The distribution of the shortest path through $n$ points
The following 4 diagrams plot the empirical distribution of the shortest path through $n$ points, when $n = 3, 20, 50$ and 100 (each simulated 100,000 times). The vertical red line denotes $0.71 \sqrt{n}$ on each plot.
- $n = 3$:
[(source)](http://www.tri.org.au/se/nequal3plot.png)
- $n = 20$:
[(source)](http://www.tri.org.au/se/nequal20plot.png)
- $n = 50$:
[(source)](http://www.tri.org.au/se/nequal50plot.png)
- $n = 100$:
[(source)](http://www.tri.org.au/se/nequal100.png)

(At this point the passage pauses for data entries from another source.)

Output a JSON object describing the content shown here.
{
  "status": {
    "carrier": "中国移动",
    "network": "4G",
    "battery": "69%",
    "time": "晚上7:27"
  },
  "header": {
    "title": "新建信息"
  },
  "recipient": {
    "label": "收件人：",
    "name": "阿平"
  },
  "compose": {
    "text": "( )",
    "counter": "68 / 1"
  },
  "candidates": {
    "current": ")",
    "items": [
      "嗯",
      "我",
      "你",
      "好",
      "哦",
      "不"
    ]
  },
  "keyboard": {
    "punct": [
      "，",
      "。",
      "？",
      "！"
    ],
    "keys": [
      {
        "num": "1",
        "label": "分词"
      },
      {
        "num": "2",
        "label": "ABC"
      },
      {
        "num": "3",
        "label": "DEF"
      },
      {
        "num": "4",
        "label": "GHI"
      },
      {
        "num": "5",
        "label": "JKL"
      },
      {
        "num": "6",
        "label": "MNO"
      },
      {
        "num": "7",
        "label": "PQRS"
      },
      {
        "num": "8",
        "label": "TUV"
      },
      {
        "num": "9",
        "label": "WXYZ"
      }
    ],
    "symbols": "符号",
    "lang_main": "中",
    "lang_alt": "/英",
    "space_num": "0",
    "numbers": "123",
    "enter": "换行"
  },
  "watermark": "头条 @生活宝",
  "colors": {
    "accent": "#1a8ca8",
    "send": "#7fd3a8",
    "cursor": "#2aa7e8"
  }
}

Even when $n = 100$, the stated asymptote of $0.71 \sqrt{n}$ leaves a substantial component of the distribution in the left tail, to the left of the asymptote. Depending on whether you are interested in large or small values of $n$, an exercise such as the above will provide a simple way to select your desired $c$, to minimise any left-tail probability.
It is also apparent that using the distribution (or simulated distribution) is more helpful than just looking at expected values (or asymptotic expected values, or bounds on expected values of shortest paths), which is what most of the literature seems to do. For instance, the following diagram compares:
Marks (1948) lower bound for the expected shortest path: $\sqrt{\frac{1}{2}} \left(\sqrt{n}-\frac{1}{\sqrt{n}}\right)$
Mahalanobis estimate of the expected shortest path: $\sqrt{n}-\frac{1}{\sqrt{n}}$
The actual expected shortest path [ round dots ]
The OP's stated asymptote: $.71 \sqrt{n}$
[(source)](http://www.tri.org.au/se/mahalanobisetimateexpectedshortestpath.png)
... but, for your problem, you really should be looking at the distribution ... not just the first moment.